I am pretty radical in my antagonism toward racists and our racist past. I share some of Frederick Douglass's famous sadness over the Fourth of July holiday. I consider it legitimate to consider America to be the tragic consequence of brutality and genocide. America is a country based on the arrogant, imperial view of the British who never found a native society they didn't want to destroy. I am in favor of reparations, not a symbolic gesture but real, race aware changes in policy that attempt redress.

I am not in favor of tearing down the Jefferson Memorial. I agree that his participation in slavery is shameful. I also know that he is one of the people that created some of the most beautiful parts of America.

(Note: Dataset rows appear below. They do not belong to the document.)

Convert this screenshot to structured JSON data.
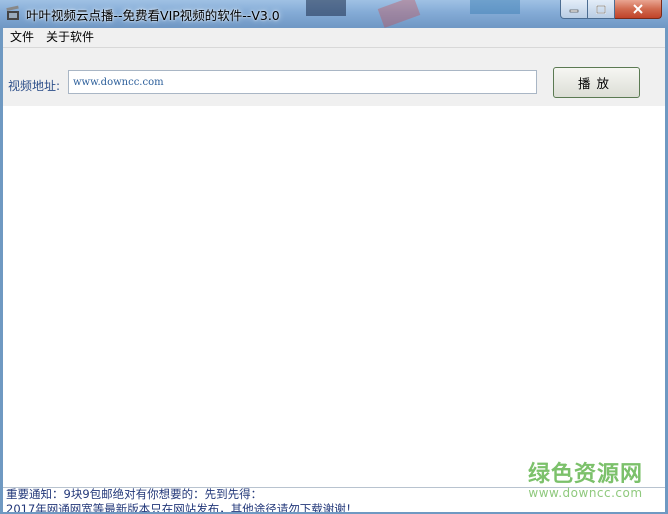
{
  "window": {
    "title": "叶叶视频云点播--免费看VIP视频的软件--V3.0",
    "app_icon": "film-clapper-icon",
    "caption_buttons": [
      "minimize-icon",
      "maximize-icon",
      "close-icon"
    ]
  },
  "menubar": {
    "items": [
      {
        "label": "文件"
      },
      {
        "label": "关于软件"
      }
    ]
  },
  "address": {
    "label": "视频地址:",
    "value": "www.downcc.com",
    "play_label": "播放"
  },
  "notice": {
    "line1": "重要通知：9块9包邮绝对有你想要的：先到先得：",
    "line2": "2017年网通网宽等最新版本只在网站发布，其他途径请勿下载谢谢！"
  },
  "watermark": {
    "main": "绿色资源网",
    "sub": "www.downcc.com"
  },
  "colors": {
    "titlebar": "#84abd6",
    "label_blue": "#2d4f8a",
    "notice_text": "#23387a",
    "watermark_green": "#7cc16b"
  }
}
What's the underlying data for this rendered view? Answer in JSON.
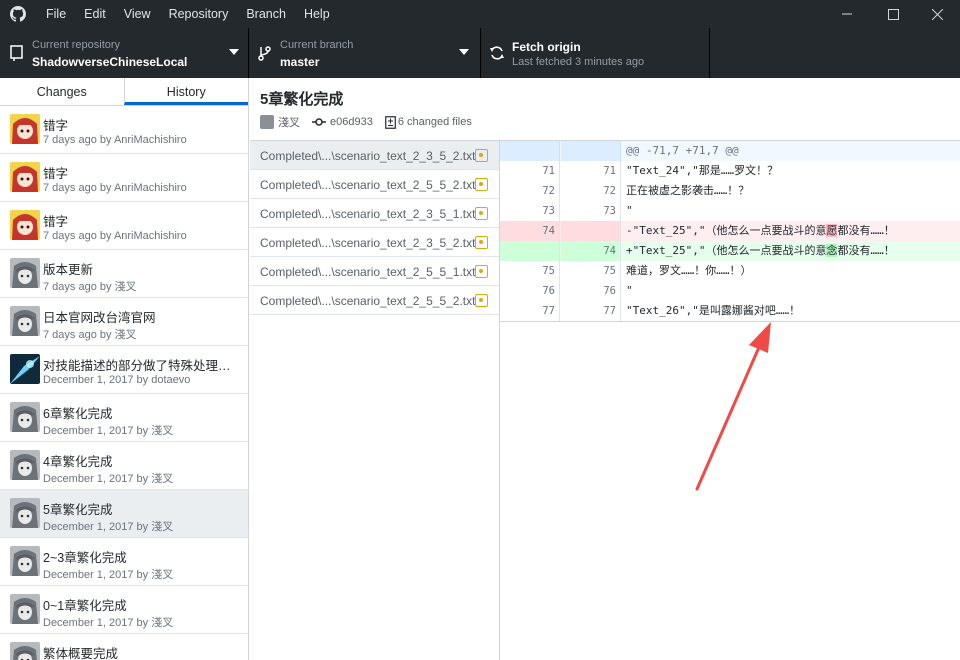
{
  "menu": [
    "File",
    "Edit",
    "View",
    "Repository",
    "Branch",
    "Help"
  ],
  "toolbar": {
    "repo_label": "Current repository",
    "repo_value": "ShadowverseChineseLocal",
    "branch_label": "Current branch",
    "branch_value": "master",
    "fetch_label": "Fetch origin",
    "fetch_sub": "Last fetched 3 minutes ago"
  },
  "tabs": {
    "changes": "Changes",
    "history": "History"
  },
  "commits": [
    {
      "summary": "错字",
      "meta": "7 days ago by AnriMachishiro",
      "avatar": "red-hair"
    },
    {
      "summary": "错字",
      "meta": "7 days ago by AnriMachishiro",
      "avatar": "red-hair"
    },
    {
      "summary": "错字",
      "meta": "7 days ago by AnriMachishiro",
      "avatar": "red-hair"
    },
    {
      "summary": "版本更新",
      "meta": "7 days ago by 淺叉",
      "avatar": "grey"
    },
    {
      "summary": "日本官网改台湾官网",
      "meta": "7 days ago by 淺叉",
      "avatar": "grey"
    },
    {
      "summary": "对技能描述的部分做了特殊处理，不.",
      "meta": "December 1, 2017 by dotaevo",
      "avatar": "blue"
    },
    {
      "summary": "6章繁化完成",
      "meta": "December 1, 2017 by 淺叉",
      "avatar": "grey"
    },
    {
      "summary": "4章繁化完成",
      "meta": "December 1, 2017 by 淺叉",
      "avatar": "grey"
    },
    {
      "summary": "5章繁化完成",
      "meta": "December 1, 2017 by 淺叉",
      "avatar": "grey"
    },
    {
      "summary": "2~3章繁化完成",
      "meta": "December 1, 2017 by 淺叉",
      "avatar": "grey"
    },
    {
      "summary": "0~1章繁化完成",
      "meta": "December 1, 2017 by 淺叉",
      "avatar": "grey"
    },
    {
      "summary": "繁体概要完成",
      "meta": "",
      "avatar": "grey"
    }
  ],
  "selected_commit": {
    "title": "5章繁化完成",
    "author": "淺叉",
    "sha": "e06d933",
    "changed": "6 changed files"
  },
  "files": [
    "Completed\\...\\scenario_text_2_3_5_2.txt",
    "Completed\\...\\scenario_text_2_5_5_2.txt",
    "Completed\\...\\scenario_text_2_3_5_1.txt",
    "Completed\\...\\scenario_text_2_3_5_2.txt",
    "Completed\\...\\scenario_text_2_5_5_1.txt",
    "Completed\\...\\scenario_text_2_5_5_2.txt"
  ],
  "diff": {
    "hunk": "@@ -71,7 +71,7 @@",
    "lines": [
      {
        "old": "71",
        "new": "71",
        "type": "ctx",
        "text": " \"Text_24\",\"那是……罗文！？"
      },
      {
        "old": "72",
        "new": "72",
        "type": "ctx",
        "text": " 正在被虚之影袭击……！？"
      },
      {
        "old": "73",
        "new": "73",
        "type": "ctx",
        "text": " \""
      },
      {
        "old": "74",
        "new": "",
        "type": "del",
        "pre": "-\"Text_25\",\"（他怎么一点要战斗的意",
        "hl": "愿",
        "post": "都没有……！"
      },
      {
        "old": "",
        "new": "74",
        "type": "add",
        "pre": "+\"Text_25\",\"（他怎么一点要战斗的意",
        "hl": "念",
        "post": "都没有……！"
      },
      {
        "old": "75",
        "new": "75",
        "type": "ctx",
        "text": " 难道，罗文……！你……！）"
      },
      {
        "old": "76",
        "new": "76",
        "type": "ctx",
        "text": " \""
      },
      {
        "old": "77",
        "new": "77",
        "type": "ctx",
        "text": " \"Text_26\",\"是叫露娜酱对吧……！"
      }
    ]
  },
  "colors": {
    "accent": "#0366d6",
    "annotation_arrow": "#f04a44",
    "modified": "#dbab09"
  }
}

At some point we anti-racists need to figure out how to balance between our desire to honor the repudiation of racism against the fact that everything in the past is tainted with it.

For me that balance begins with evaluating the intent of the person being honored. Jefferson Davis was a warrior fighting to save slavery. Thomas Jefferson was a slave holder who invented much of the modern idea of freedom.

The Jefferson Memorial doesn't seem to me to glorify slavery. I'm not sure it really is about Jefferson. It has always seemed to me to treat him as the symbol of enlightened political ideals of freedom and equality.

More importantly though is that the balancing needs to account for, at the end of the day, pride on the achievements of civilization, too. I would be surprised if you could find a single white person of any accomplishment before 1800 who did not hold opinions about women and 'other' people that were reprehensible by modern standards. Who weren't perfectly fine with penal systems that were often worse than concentration camps.

So, Isaac Newton was one of the greatest minds in history. He was also an investor in the slave trade. Do we ban regard for his immense contributions to science and culture because of that? If so, how do we frame our history?

To whom to we attribute the basic realizations about gravity if he is no longer to be admired. Are we really going to insist that, as some have said about the Jefferson Memorial, that we say, "Newton, a man who bought shares in a morally repugnant slaving enterprise, saw an apple fall from a tree and..."?

We are all flawed. It's my view that people's flaws should be overlooked when reasonable. Nothing I know about Thomas Jefferson's life suggests that he committed slavery crimes outside the boundaries of his time nor that any of his main life motivation was to promote enslavement.

As I understand him, he was determined to create a society where people could be free. If his understanding of the word 'people' was different than now, at least his ideas supported changing that definition over time. Without him, the New World would not be as decent a place as it is. Even if it might have been better if he had been better, too.

I say judge memorials an the destruction by the intent of the memorial. I do not believe there is anything about the Jefferson Memorial that glorifies racism. I believe it intends to glorify freedom and equality. If Jefferson himself provides an object lesson in how much farther we have to go, so be it.